3.       In view of the order we propose to pass there is no occasion for going into the factual aspects of this case and it may suffice to observe that the case of the prosecution against the appellant was based upon prompt lodging of the F.I.R., statements of three eyewitnesses, medical evidence, motive, recovery of weapon of offence and a report of the Forensic Science Laboratory regarding matching of some of the crime-empties with the firearm allegedly recovered from the appellant’s possession during the investigation but we have found that except for the alleged recovery of Kalashnikov from the appellant’s possession during the investigation no other piece of evidence being relied upon by the prosecution against the appellant was put to the appellant at the time of recording of his statement under section 342, Cr.PC.

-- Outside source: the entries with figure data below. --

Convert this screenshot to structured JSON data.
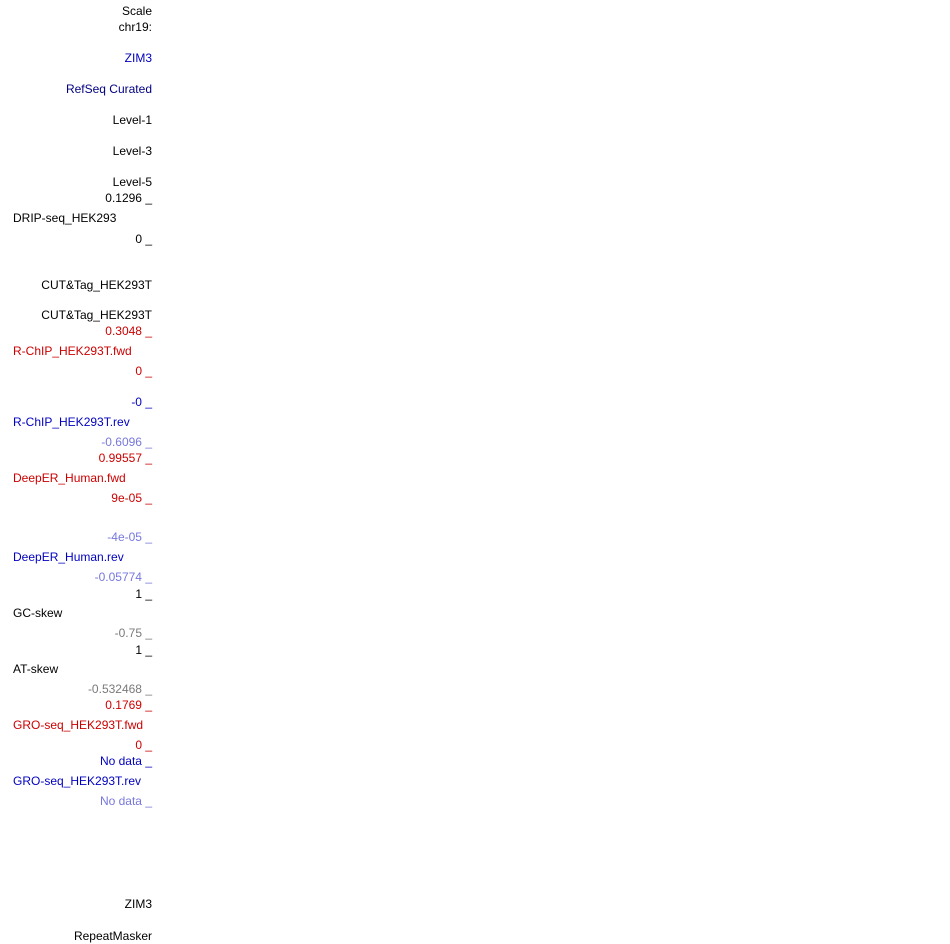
{
  "colors": {
    "black": "#000000",
    "navy": "#000080",
    "blue": "#0000c0",
    "red": "#cc0000",
    "light_blue": "#7777dd",
    "grey": "#7a7a7a"
  },
  "ruler": {
    "scale_label": "Scale",
    "chrom_label": "chr19:"
  },
  "tracks": {
    "zim3_top": "ZIM3",
    "refseq_curated": "RefSeq Curated",
    "level1": "Level-1",
    "level3": "Level-3",
    "level5": "Level-5",
    "drip_max": "0.1296 _",
    "drip_name": "DRIP-seq_HEK293",
    "drip_min": "0 _",
    "cuttag_1": "CUT&Tag_HEK293T",
    "cuttag_2": "CUT&Tag_HEK293T",
    "rchip_fwd_max": "0.3048 _",
    "rchip_fwd_name": "R-ChIP_HEK293T.fwd",
    "rchip_fwd_min": "0 _",
    "rchip_rev_max": "-0 _",
    "rchip_rev_name": "R-ChIP_HEK293T.rev",
    "rchip_rev_min": "-0.6096 _",
    "deeper_fwd_max": "0.99557 _",
    "deeper_fwd_name": "DeepER_Human.fwd",
    "deeper_fwd_min": "9e-05 _",
    "deeper_rev_max": "-4e-05 _",
    "deeper_rev_name": "DeepER_Human.rev",
    "deeper_rev_min": "-0.05774 _",
    "gc_max": "1 _",
    "gc_name": "GC-skew",
    "gc_min": "-0.75 _",
    "at_max": "1 _",
    "at_name": "AT-skew",
    "at_min": "-0.532468 _",
    "gro_fwd_max": "0.1769 _",
    "gro_fwd_name": "GRO-seq_HEK293T.fwd",
    "gro_fwd_min": "0 _",
    "gro_rev_max": "No data _",
    "gro_rev_name": "GRO-seq_HEK293T.rev",
    "gro_rev_min": "No data _",
    "zim3_bottom": "ZIM3",
    "repeatmasker": "RepeatMasker"
  }
}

4.         It is by now a settled principle of criminal law that each and every material piece of evidence being relied upon by the prosecution against an accused person must be put to him at the time of recording of his statement under section 342, Cr.PC so as to provide him an opportunity to explain his position in that regard and denial of such opportunity to the accused person defeats the ends of justice. It is also equally settled that a failure to comply with this mandatory requirement vitiates a trial. The case in hand is a case of murder entailing a sentence of death and we have truly been shocked by the cursory and casual manner in which the learned trial Court had handled the matter of recording of the appellants statement under section 342, Ct.PC which statement is completely shorn of the necessary details which were required to put to the appellant. We have been equally dismayed by the fact that even the learned Judges of the Division Bench of the High Court of Sindh deciding the appellants appeal had failed to take notice of such a glaring illegality committed by the trial Court. It goes without saying that the omission on the part of the learned trial Court mentioned above was not merely an irregularity curable under section 537, Cr.PC but the same was a downright illegality which had vitiated the appellants conviction and sentence recorded and upheld by the learned Courts below.

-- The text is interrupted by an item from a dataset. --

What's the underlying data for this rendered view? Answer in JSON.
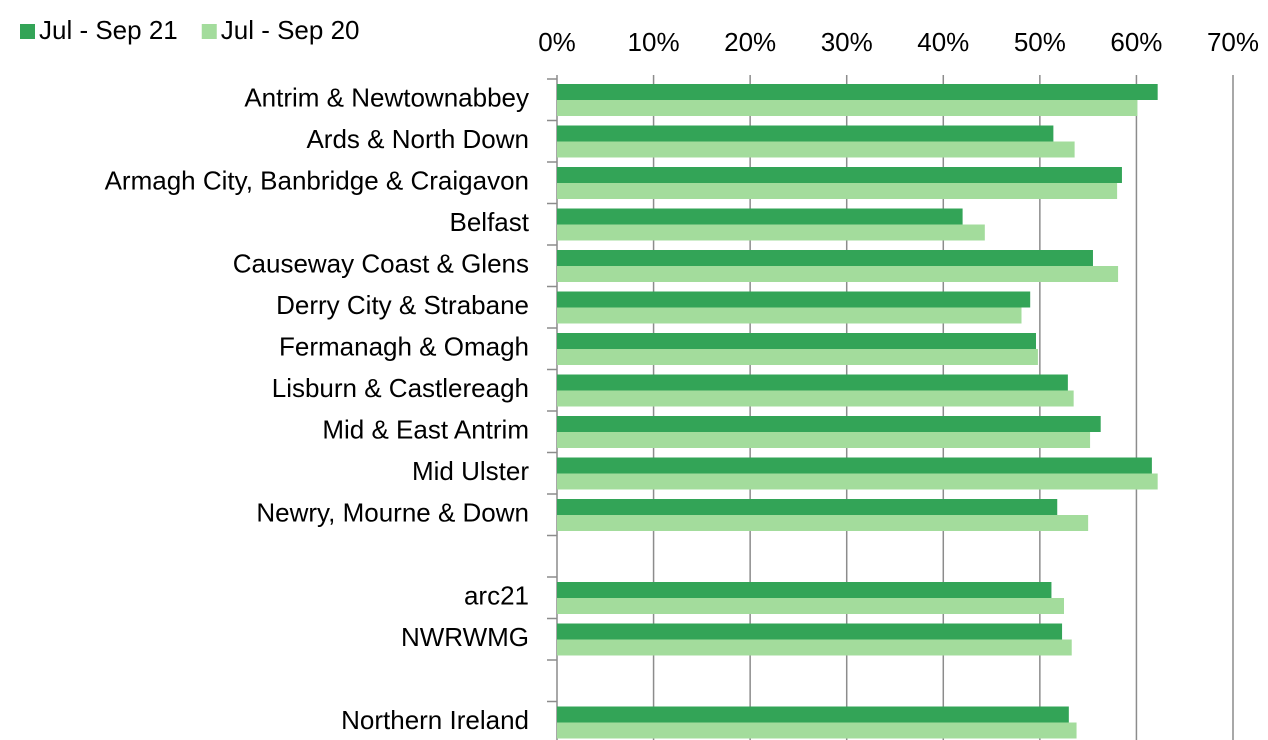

13.       We are clear in our mind that material piece of evidence regarding positive report of ballistic expert being relied upon by the prosecution against the appellant has not been put to him at the time of recording of his statement under Section 342, Cr.P.C so as to provide him an opportunity to explain his position in that regard and denial of such opportunity to the accused person defeats the ends of justice. It is by now a settled principle of law that a failure to comply with this mandatory requirement vitiates the trial. The case in hand is a case punishable up to life imprisonment. We have been shocked that trial Court dealt with the case in the casual manner in recording the statement of the appellant / accused under Section 342, Cr.P.C by ignoring the legal position. Trial Court has committed a glaring illegality. Omission on the part of the trial Court mentioned above was not merely an irregularity curable under Section 537, Cr.P.C but the same was a downright illegality which had vitiated the appellant’s conviction and sentence recorded by the trial Court.

14.       In the view of above, Appeal is partly allowed in the above terms. Conviction and sentence recorded by the trial Court are set aside. The case is remanded back to the trial Court with direction to record the statement of the accused under Section 342, Cr.P.C afresh by putting all the incriminating pieces of evidence brought on record by the prosecution for his explanation / reply. Thereafter, trial Court shall also provide an opportunity to the accused to produce the defence, if any. After that, trial Court, after hearing the counsel for both the parties, shall decide the case within 45 days in accordance with law.

15.       Criminal Jail Appeal is disposed of in the above terms.